L’appartamento disabitato si era appena riempito di gente. Molti addetti ai lavori correvano per le scale con pacchi grandi e piccoli, l’aria cominciava a riscaldarsi nel giardino ma delle piccole gocce di pioggia guastavano la giornata.
Attraversai il cancello mentre un tipo sudato mi schizzava accanto, lo evitai ma un lembo del mio cardigan si scontrò con il suo ginocchio. Mia madre assisteva inerme alla ressa, urlando qualche volta contro uno degli uomini, che si limitavano ad assentire distrattamente.
-Che succede, mamma?- chiesi, aspettando la risposta per molto tempo, mentre lei osservava un uomo che lasciava fango a terra a ogni passo.
-Abbiamo affittato l’appartamento al piano di sopra, lo sapevi.-
Era vero. Avevo sentito quella storia, anche se non ci avevo fatto attenzione. Una volta, qualche mese prima, aveva detto a un'amica al telefono che un uomo di circa trent’anni avrebbe affittato l’appartamento al piano superiore della nostra villa al mare, in Sicilia, che da tanto tempo era vuoto e disabitato. L’uomo però aveva rimandato per molto tempo a causa di un lavoro che lo portava in giro per il mondo. Questo era tutto quello che conoscevo della vicenda.

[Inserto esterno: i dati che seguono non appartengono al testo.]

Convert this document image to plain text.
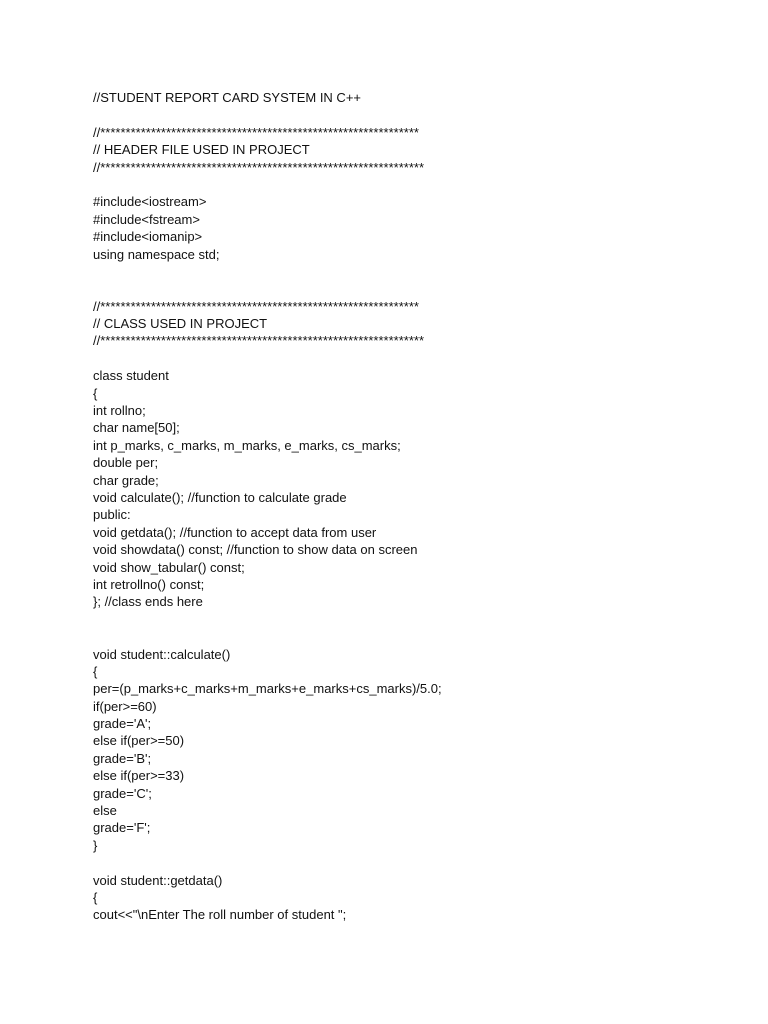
//STUDENT REPORT CARD SYSTEM IN C++
//***************************************************************
// HEADER FILE USED IN PROJECT
//****************************************************************
#include<iostream>
#include<fstream>
#include<iomanip>
using namespace std;
//***************************************************************
// CLASS USED IN PROJECT
//****************************************************************
class student
{
int rollno;
char name[50];
int p_marks, c_marks, m_marks, e_marks, cs_marks;
double per;
char grade;
void calculate(); //function to calculate grade
public:
void getdata(); //function to accept data from user
void showdata() const; //function to show data on screen
void show_tabular() const;
int retrollno() const;
}; //class ends here
void student::calculate()
{
per=(p_marks+c_marks+m_marks+e_marks+cs_marks)/5.0;
if(per>=60)
grade='A';
else if(per>=50)
grade='B';
else if(per>=33)
grade='C';
else
grade='F';
}
void student::getdata()
{
cout<<"\nEnter The roll number of student ";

    Era ormai estate, il momento in cui lasciavo la città e mi preparavo a vivere un noioso periodo lontano da tutti i miei amici e oberata dagli impegni universitari. Non mi piaceva andare al mare, anche se la mia pelle era naturalmente olivastra, per questo mi annoiavo in quella villa, che molti avrebbero invidiato.
Pensavo, per quell’anno, di avere la possibilità di trovare un amico, un ragazzo trentenne mi avrebbe di sicuro fatto compagnia, nonostante io ne avessi ventidue; questo però non successe, il coinquilino non comparve mai, non lo vide nessuno, nonostante pagasse tutte le rate. Io, invece, passai un mese intero a chiedermi perché, davvero perché, non avessi dato due esami alla sessione di Giugno, lasciandoli per Settembre.

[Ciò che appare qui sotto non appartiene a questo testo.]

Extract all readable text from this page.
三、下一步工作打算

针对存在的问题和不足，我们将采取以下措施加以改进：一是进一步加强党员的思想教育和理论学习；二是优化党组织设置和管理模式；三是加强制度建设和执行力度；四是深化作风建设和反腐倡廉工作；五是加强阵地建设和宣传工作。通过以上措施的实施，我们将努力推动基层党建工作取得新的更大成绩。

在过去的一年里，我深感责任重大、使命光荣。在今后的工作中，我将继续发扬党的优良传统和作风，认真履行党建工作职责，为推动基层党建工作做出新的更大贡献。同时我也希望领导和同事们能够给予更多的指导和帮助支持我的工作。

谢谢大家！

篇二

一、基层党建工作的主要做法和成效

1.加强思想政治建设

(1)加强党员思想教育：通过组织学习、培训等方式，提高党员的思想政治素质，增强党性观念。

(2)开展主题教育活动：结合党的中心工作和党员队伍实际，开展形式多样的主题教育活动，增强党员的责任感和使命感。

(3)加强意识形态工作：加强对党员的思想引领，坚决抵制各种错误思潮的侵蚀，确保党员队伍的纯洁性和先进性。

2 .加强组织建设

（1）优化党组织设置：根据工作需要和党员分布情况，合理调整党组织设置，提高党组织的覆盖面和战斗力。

    Possiamo dire, insomma, che non successe niente fino al momento in cui conobbi il misterioso coinquilino.
La vita sedentaria, passata dietro la scrivania, e la mia innata insonnia erano un cattivo miscuglio che provocava in me l'impossibilità di dormire. Le notti estive per me erano come eterne domeniche pomeriggio, quando non sai cosa fare e le ore si dilatano. Di solito prediligevo stare in giardino, su una sdraio, a leggere mentre ascoltavo i rumori della notte, che in città non si possono sentire. Il giardino era in parte unicamente mio, in parte condiviso con l’appartamento del piano di sopra, l’appartamento fantasma del coinquilino fantasma.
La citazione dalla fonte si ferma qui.